A cette "commémoration" (appelons-la pourtant ainsi), quelques intellectuels se sont également rendus : les uns suivant leur conscience, déçus par l’indifférence de leur entourage ; les autres sans véritable raison, comme pour assister à une sorte de safari (ils n’auront pas tiré sur des lions mais auront porté des casques et des gilets pare-balles). Il n’est pas difficile de distinguer les uns des autres. Sarajevo fait bon accueil à tous : les gens d’ici se sentent abandonnés.

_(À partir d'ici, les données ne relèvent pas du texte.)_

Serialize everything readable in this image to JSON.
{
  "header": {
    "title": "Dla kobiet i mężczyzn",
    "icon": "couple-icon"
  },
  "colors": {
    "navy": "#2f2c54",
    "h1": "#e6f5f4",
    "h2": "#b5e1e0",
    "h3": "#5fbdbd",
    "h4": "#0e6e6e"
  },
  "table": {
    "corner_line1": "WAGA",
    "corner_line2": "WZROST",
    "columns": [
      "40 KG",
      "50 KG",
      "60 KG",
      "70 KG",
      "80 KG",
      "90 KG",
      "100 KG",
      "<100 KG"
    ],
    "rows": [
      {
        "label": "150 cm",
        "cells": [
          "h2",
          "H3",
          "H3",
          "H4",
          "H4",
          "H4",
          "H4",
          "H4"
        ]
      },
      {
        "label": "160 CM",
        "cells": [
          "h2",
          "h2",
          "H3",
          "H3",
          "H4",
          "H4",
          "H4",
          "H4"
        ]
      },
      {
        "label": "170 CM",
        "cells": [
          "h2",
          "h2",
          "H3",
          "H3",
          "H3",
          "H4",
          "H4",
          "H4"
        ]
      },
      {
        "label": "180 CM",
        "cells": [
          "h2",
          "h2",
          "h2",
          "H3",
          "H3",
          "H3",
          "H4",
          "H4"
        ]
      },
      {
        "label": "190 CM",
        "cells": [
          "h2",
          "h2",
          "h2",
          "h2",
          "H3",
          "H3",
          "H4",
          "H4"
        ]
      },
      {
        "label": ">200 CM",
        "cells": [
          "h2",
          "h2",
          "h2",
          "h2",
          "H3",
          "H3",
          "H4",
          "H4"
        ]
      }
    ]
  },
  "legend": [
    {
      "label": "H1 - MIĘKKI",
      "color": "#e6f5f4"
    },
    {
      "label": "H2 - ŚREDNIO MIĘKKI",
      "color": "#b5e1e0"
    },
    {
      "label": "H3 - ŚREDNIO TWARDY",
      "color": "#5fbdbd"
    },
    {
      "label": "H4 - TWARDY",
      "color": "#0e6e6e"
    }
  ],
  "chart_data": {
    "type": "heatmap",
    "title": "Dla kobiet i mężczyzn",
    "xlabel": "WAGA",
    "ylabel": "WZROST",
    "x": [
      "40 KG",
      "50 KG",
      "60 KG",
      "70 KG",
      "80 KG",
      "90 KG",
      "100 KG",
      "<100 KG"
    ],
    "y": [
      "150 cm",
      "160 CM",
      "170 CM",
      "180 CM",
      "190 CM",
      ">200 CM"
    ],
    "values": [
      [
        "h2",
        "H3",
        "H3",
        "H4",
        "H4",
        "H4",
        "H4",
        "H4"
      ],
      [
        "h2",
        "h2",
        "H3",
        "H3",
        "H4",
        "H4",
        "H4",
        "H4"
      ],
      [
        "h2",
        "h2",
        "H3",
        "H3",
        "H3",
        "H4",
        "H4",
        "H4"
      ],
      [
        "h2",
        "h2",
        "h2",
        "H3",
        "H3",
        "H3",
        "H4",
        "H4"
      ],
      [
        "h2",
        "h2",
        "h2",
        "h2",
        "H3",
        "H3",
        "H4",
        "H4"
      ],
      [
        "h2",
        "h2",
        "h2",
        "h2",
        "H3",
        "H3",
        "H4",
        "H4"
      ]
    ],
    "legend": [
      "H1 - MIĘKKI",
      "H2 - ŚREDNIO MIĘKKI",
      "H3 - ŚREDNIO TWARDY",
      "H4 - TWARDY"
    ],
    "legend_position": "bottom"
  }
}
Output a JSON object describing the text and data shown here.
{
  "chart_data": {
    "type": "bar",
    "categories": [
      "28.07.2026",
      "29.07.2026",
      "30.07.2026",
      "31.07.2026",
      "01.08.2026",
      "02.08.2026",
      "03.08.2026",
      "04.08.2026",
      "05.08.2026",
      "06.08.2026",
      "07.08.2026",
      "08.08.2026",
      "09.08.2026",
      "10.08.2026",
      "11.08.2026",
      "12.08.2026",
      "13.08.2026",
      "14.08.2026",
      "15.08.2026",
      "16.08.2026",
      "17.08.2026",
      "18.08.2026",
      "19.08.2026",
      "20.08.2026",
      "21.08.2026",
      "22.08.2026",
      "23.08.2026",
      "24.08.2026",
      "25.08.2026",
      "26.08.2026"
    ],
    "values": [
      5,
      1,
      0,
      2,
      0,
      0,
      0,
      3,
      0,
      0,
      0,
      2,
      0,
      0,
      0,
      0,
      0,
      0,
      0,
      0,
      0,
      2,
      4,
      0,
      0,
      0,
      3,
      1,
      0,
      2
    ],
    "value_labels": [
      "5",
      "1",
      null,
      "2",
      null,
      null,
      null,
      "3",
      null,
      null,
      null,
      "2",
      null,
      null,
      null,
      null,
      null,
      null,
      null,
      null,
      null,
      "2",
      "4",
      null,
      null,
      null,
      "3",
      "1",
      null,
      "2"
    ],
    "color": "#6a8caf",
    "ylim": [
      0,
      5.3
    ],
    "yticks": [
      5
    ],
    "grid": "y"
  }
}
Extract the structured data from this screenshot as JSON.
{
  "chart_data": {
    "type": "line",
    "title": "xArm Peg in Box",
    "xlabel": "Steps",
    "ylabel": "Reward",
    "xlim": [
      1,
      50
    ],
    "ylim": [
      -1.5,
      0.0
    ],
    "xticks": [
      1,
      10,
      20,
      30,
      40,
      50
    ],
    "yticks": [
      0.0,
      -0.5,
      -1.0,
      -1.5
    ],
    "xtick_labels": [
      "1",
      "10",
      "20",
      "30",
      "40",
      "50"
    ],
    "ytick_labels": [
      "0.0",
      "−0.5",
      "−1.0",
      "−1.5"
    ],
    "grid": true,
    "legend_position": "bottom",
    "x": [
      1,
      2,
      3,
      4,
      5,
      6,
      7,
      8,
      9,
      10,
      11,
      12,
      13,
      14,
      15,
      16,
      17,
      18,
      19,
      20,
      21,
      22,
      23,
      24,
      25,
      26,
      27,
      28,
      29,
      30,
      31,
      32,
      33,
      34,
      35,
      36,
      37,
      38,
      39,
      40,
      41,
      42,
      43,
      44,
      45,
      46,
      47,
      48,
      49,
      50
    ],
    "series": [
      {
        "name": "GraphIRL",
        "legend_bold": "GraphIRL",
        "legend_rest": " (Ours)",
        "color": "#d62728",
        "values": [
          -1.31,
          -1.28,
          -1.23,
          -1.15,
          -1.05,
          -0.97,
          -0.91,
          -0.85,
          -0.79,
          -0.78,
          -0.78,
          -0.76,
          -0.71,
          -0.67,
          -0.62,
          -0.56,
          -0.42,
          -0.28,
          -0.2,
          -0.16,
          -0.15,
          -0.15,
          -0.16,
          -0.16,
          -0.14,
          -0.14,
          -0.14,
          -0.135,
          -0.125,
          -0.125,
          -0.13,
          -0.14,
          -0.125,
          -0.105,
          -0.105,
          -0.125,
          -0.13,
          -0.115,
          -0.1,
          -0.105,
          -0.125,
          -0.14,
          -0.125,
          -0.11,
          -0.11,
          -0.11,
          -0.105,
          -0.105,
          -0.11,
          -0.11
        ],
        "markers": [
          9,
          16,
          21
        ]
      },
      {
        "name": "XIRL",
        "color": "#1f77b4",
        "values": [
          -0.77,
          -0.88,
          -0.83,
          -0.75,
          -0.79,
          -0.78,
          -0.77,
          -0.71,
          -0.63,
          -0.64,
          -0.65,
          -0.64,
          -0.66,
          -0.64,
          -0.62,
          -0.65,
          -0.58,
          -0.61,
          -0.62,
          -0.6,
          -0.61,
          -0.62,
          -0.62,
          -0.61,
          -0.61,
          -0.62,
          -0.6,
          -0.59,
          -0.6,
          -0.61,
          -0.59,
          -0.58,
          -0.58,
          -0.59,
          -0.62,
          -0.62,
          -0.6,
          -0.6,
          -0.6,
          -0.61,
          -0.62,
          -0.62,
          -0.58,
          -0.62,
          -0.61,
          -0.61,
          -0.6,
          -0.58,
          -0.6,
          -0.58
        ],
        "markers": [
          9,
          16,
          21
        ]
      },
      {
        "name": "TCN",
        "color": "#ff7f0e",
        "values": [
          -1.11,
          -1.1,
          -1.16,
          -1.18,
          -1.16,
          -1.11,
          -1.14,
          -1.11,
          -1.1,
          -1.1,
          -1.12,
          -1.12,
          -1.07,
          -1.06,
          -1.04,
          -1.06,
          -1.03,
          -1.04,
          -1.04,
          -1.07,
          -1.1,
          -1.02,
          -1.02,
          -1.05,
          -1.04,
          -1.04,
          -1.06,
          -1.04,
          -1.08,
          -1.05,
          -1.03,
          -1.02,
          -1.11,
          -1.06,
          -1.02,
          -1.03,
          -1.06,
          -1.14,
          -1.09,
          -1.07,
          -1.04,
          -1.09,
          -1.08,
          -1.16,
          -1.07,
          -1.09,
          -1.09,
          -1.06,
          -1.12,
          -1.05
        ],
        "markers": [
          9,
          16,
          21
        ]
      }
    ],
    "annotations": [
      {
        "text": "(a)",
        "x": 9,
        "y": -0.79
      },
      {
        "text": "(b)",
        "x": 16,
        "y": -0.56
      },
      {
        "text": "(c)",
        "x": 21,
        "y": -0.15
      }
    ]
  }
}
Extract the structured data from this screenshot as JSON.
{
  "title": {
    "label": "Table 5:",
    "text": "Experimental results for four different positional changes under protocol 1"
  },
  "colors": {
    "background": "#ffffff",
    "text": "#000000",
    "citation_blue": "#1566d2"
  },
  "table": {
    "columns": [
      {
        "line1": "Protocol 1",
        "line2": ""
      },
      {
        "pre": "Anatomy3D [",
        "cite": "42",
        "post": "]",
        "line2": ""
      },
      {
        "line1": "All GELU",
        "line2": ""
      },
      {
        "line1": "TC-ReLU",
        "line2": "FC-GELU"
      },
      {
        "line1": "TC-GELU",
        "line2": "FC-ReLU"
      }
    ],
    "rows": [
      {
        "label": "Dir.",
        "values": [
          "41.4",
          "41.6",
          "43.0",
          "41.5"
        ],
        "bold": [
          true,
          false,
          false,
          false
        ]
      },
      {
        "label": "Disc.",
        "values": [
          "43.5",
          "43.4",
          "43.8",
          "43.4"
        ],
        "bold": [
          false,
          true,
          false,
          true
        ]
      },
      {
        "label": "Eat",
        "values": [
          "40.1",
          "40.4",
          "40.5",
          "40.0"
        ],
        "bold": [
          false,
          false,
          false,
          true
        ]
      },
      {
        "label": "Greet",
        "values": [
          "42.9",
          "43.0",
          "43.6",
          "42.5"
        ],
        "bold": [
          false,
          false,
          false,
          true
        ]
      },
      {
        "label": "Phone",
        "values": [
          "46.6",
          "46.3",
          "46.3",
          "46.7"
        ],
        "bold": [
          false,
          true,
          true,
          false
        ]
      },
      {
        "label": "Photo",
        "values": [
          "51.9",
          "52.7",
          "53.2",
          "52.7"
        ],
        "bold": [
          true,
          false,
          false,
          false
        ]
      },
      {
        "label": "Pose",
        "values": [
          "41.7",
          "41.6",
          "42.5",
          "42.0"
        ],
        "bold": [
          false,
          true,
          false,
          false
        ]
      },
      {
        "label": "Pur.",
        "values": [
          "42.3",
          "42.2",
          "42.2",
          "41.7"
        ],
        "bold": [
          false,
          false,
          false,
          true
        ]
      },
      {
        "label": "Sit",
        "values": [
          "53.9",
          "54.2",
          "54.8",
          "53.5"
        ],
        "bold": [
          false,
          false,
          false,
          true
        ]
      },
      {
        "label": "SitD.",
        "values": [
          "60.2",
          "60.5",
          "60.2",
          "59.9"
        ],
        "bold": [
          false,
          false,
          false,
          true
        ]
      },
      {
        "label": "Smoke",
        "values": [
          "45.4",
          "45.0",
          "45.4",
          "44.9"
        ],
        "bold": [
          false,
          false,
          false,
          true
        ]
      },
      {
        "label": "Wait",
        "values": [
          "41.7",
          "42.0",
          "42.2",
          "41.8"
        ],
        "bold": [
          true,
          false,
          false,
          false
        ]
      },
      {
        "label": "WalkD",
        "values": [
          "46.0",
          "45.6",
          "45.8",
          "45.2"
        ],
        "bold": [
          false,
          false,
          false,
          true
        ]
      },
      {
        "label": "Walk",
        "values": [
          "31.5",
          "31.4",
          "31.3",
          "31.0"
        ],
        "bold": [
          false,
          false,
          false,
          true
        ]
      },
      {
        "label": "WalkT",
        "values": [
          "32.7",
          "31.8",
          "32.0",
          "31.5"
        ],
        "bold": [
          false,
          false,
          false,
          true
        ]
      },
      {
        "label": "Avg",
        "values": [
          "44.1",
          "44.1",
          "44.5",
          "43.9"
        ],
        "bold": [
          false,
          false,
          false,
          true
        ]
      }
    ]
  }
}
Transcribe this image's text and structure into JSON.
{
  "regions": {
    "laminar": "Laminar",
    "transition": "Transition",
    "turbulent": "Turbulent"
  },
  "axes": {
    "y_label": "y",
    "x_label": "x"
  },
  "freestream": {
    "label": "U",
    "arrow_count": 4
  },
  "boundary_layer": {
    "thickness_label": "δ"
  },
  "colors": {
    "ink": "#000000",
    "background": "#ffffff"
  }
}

C’est la seconde fois que j’y viens depuis le début de cette guerre. On m’en a empêché à deux reprises : j’ai écrit sur l’incapacité et la vanité de Boutros Ghali et dit ce que je pense de ses collaborateurs. Les soldats français qui me font monter dans un avion russe, un vieil Iliouchine de transport insupportablement bruyant, n’y sont pour rien : leur rôle est de "maintenir la paix" là où la paix n’existe pas. Ils me font penser à des soldats soviétiques à Prague, en 1968, qui ne comprenaient guère pourquoi ils étaient là, on leur avait dit qu’ils allaient combattre les fascistes. Il y a un peu plus d’un demi-siècle, c’étaient des volontaires qui formaient des brigades internationales ; de nos jours on envoie des professionnels, des sortes de mercenaires. C’est nécessaire malgré tout. Sans eux, cela aurait été pire encore.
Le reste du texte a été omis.